The reason this par 4 has been shortened is a Cool Golf Thing

Call it addition by subtraction.
The Driftwood Putting Course at Sea Island is a great new amenity for members and guests.

The PGA Tour will play a new-look Plantation Course at Sea Island as the secondary venue of the RSM Classic next week. These days, when a golf course - especially one that hosts a Tour event - is renovated, it gets longer. But Davis Love III and his design group - including his brother Mark, as well as Scot Sherman - lopped off about 150 yards of the Plantation's fearsome 10th, a par four that teed off along the Saint Simons Sound and headed into the prevailing wind to a well-protected green.

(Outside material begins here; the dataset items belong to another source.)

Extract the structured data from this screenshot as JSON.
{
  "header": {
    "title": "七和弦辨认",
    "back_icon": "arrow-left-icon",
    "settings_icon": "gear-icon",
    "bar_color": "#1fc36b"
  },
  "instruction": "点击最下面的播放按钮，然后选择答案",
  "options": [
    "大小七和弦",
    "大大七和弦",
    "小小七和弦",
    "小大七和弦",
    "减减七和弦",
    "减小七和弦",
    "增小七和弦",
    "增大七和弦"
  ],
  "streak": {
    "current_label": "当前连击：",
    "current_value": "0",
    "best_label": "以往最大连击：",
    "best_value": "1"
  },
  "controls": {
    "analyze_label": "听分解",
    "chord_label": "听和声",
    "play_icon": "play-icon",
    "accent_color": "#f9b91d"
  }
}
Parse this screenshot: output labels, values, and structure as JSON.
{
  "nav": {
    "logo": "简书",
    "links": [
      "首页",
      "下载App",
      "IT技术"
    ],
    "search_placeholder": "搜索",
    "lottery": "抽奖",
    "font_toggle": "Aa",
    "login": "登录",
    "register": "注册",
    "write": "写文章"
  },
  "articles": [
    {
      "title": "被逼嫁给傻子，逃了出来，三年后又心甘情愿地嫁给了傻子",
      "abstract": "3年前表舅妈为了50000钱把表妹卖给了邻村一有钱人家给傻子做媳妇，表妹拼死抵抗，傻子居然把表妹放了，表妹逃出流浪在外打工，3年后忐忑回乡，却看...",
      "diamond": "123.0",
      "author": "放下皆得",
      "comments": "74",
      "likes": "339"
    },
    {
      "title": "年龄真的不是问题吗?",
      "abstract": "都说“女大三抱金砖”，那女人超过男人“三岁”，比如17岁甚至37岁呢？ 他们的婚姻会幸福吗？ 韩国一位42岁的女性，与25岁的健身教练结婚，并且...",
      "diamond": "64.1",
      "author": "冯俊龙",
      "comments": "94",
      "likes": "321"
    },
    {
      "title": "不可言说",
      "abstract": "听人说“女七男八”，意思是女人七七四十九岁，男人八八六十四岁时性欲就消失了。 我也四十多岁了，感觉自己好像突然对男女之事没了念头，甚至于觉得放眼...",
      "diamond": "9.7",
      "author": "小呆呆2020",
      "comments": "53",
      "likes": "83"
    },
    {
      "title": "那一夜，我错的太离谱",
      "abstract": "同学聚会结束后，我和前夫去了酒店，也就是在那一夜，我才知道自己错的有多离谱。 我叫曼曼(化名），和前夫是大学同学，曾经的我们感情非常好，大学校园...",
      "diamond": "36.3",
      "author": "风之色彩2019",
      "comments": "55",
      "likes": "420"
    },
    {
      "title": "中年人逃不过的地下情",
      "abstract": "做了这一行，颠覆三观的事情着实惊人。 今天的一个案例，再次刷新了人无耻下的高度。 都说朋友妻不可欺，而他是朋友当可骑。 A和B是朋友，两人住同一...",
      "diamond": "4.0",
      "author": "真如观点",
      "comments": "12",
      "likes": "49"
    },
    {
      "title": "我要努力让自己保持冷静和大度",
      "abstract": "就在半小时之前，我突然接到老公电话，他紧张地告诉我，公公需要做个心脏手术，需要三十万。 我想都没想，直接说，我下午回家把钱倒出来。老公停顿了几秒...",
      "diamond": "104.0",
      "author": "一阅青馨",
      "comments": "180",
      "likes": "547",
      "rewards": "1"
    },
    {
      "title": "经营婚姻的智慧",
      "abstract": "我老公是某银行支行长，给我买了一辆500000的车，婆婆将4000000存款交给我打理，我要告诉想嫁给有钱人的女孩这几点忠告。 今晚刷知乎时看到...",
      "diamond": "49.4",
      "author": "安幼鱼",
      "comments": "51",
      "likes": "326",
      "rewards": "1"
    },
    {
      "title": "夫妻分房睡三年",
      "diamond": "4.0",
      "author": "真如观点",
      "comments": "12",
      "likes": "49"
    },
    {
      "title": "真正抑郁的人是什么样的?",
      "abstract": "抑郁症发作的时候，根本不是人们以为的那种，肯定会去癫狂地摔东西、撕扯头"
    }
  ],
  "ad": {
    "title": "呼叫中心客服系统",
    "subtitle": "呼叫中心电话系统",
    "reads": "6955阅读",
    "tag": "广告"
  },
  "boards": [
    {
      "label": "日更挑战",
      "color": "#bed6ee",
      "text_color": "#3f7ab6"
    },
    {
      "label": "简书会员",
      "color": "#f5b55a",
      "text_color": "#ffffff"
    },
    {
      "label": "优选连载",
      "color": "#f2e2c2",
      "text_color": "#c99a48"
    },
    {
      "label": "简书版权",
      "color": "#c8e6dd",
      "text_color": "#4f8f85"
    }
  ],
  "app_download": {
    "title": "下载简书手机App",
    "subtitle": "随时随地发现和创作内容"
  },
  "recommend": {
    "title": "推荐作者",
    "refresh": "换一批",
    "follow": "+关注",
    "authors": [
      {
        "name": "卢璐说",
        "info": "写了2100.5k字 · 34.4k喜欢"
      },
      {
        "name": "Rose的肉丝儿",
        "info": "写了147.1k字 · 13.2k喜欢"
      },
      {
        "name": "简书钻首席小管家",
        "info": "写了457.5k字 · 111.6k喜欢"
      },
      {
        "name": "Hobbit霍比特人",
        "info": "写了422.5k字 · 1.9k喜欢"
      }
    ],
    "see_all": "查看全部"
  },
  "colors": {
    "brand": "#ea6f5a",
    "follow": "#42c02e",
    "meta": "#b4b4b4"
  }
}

Those lost front-end yards have been put to great use. In order to accommodate the expansion of the practice tee, the short-game facility was moved east, where the old 10th tees were. And in place of what was a pleasant but flattish putting green, Love III and company built the Driftwood Putting Course right out the back door of the Lodge at Sea Island. In the tradition of other modern golf resort putting courses, the idea is to wander the routing with your putter in one hand and a drink in the other. It works marvelously.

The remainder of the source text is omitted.